Recentemente, o "Journal of Cognitive Neuroscience" (revista de neurociência cognitiva, 18:11, 2006) 
publicou uma pesquisa, de Drew Westen e outros, que, pela primeira vez, comprova "materialmente" o 
peso das motivações afetivas e emocionais em nossos pensamentos. 
Os sujeitos da amostra deviam julgar, por exemplo, uma explicação fornecida por um político. 
Enquanto decidiam se a explicação lhes parecia plausível ou não, seu funcionamento cerebral era 
monitorado por ressonância magnética. 
Embora os sujeitos jurassem que eles estavam decidindo fria e racionalmente, suas escolhas 
implicavam uma intensa atividade de zonas cerebrais classicamente envolvidas na regulação afetiva, na 
defesa psicológica e no "viés de confirmação". 
O "viés de confirmação" é um funcionamento psíquico freqüente (e catastrófico) no diagnóstico 
médico, no discurso político e nas brigas de casais. Ele consiste no seguinte: o sujeito procura ativa e 
seletivamente (embora de maneira inconsciente) dados que confirmem sua hipótese ou o seu 
preconceito iniciais. O prazer de ter razão prevalece sobre argumentos e informações, produzindo 
cegueiras. 
Com a pesquisa de Westen, as neurociências afirmam algo que a psicologia (social e clínica) sabe há 
tempo: nosso raciocínio é influenciado por afetos implícitos que nos levam a "minimizar estados 
afetivos negativos e potencializar estados afetivos positivos". A gente pensa e escolhe não no interesse 
da verdade, mas para sentir-se bem. O próprio Westen reconhece sua dívida mais antiga: "Freud 
descobriu esses processos há décadas, usando o termo ‘defesa’ para descrever os processos pelos quais 
as pessoas adaptam seus resultados cognitivos de maneira a evitar sentimentos desagradáveis como 
angústia e culpa". 
O que fazer com isso?
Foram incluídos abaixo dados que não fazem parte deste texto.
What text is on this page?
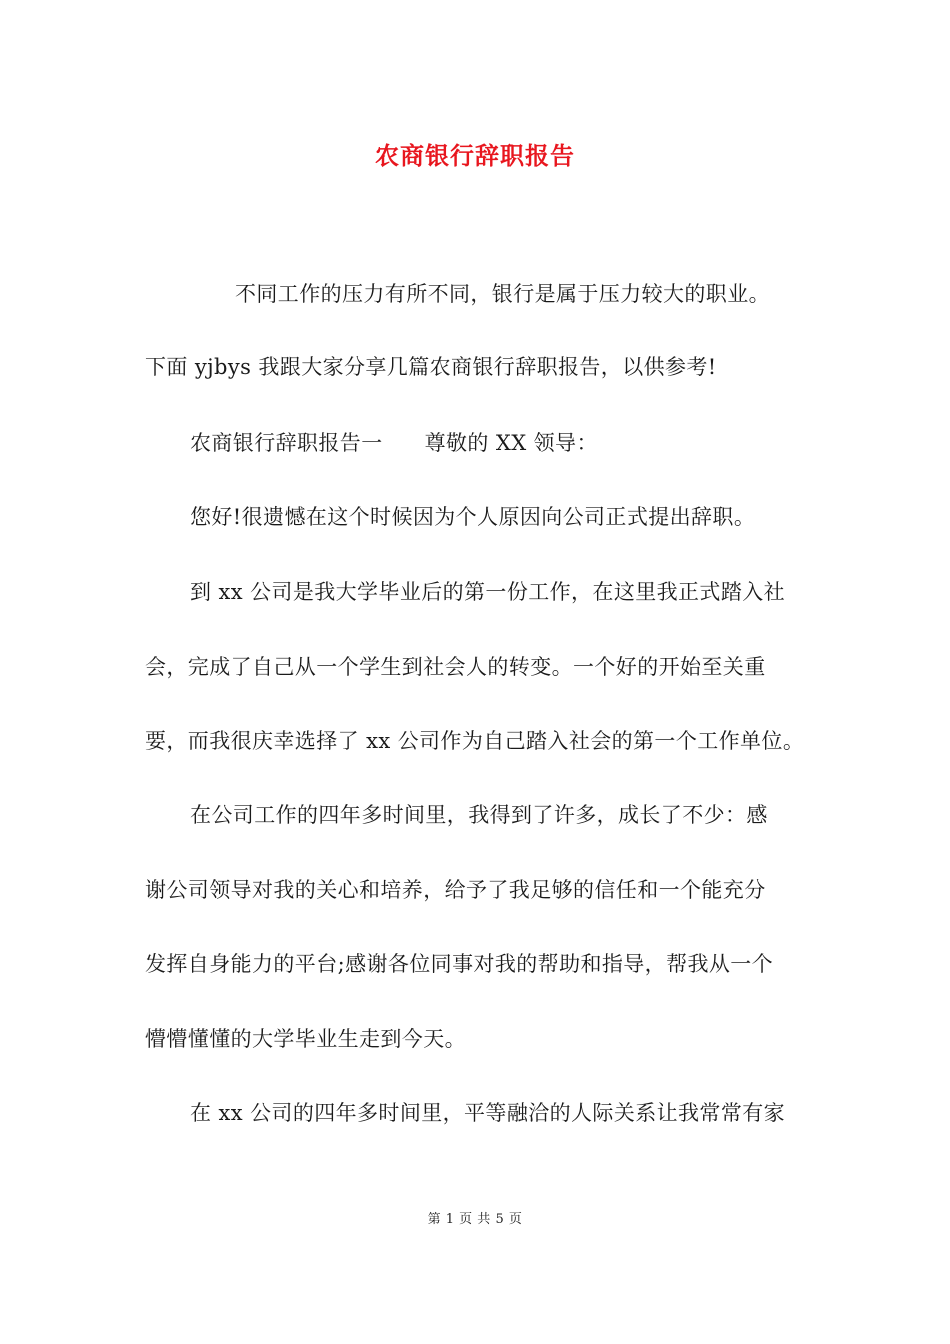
农商银行辞职报告
不同工作的压力有所不同，银行是属于压力较大的职业。
下面 yjbys 我跟大家分享几篇农商银行辞职报告，以供参考!
农商银行辞职报告一 尊敬的 XX 领导：
您好!很遗憾在这个时候因为个人原因向公司正式提出辞职。
到 xx 公司是我大学毕业后的第一份工作，在这里我正式踏入社
会，完成了自己从一个学生到社会人的转变。一个好的开始至关重
要，而我很庆幸选择了 xx 公司作为自己踏入社会的第一个工作单位。
在公司工作的四年多时间里，我得到了许多，成长了不少：感
谢公司领导对我的关心和培养，给予了我足够的信任和一个能充分
发挥自身能力的平台;感谢各位同事对我的帮助和指导，帮我从一个
懵懵懂懂的大学毕业生走到今天。
在 xx 公司的四年多时间里，平等融洽的人际关系让我常常有家
第 1 页 共 5 页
É possível desistir da verdade, considerando que o mundo é um vasto teatro em 
que as subjetividades se enfrentam e que o que importa é apenas a versão de quem ganha a luta 
(retórica ou armada). 
Ou, então, talvez seja possível amparar a verdade, preservá-la de nossas próprias motivações. Podemos, 
por exemplo, desconfiar de nossas idéias, sobretudo quando nos sentimos particularmente satisfeitos 
com o entendimento da realidade que elas nos proporcionam. Pois a verdade (com o curso de ação que, 
eventualmente, ela "impõe") é geralmente pouco gratificante e de acesso trabalhoso. 
CONTARDO CALLIGARIS (Folha de São Paulo, 22 de fevereiro de 2007.)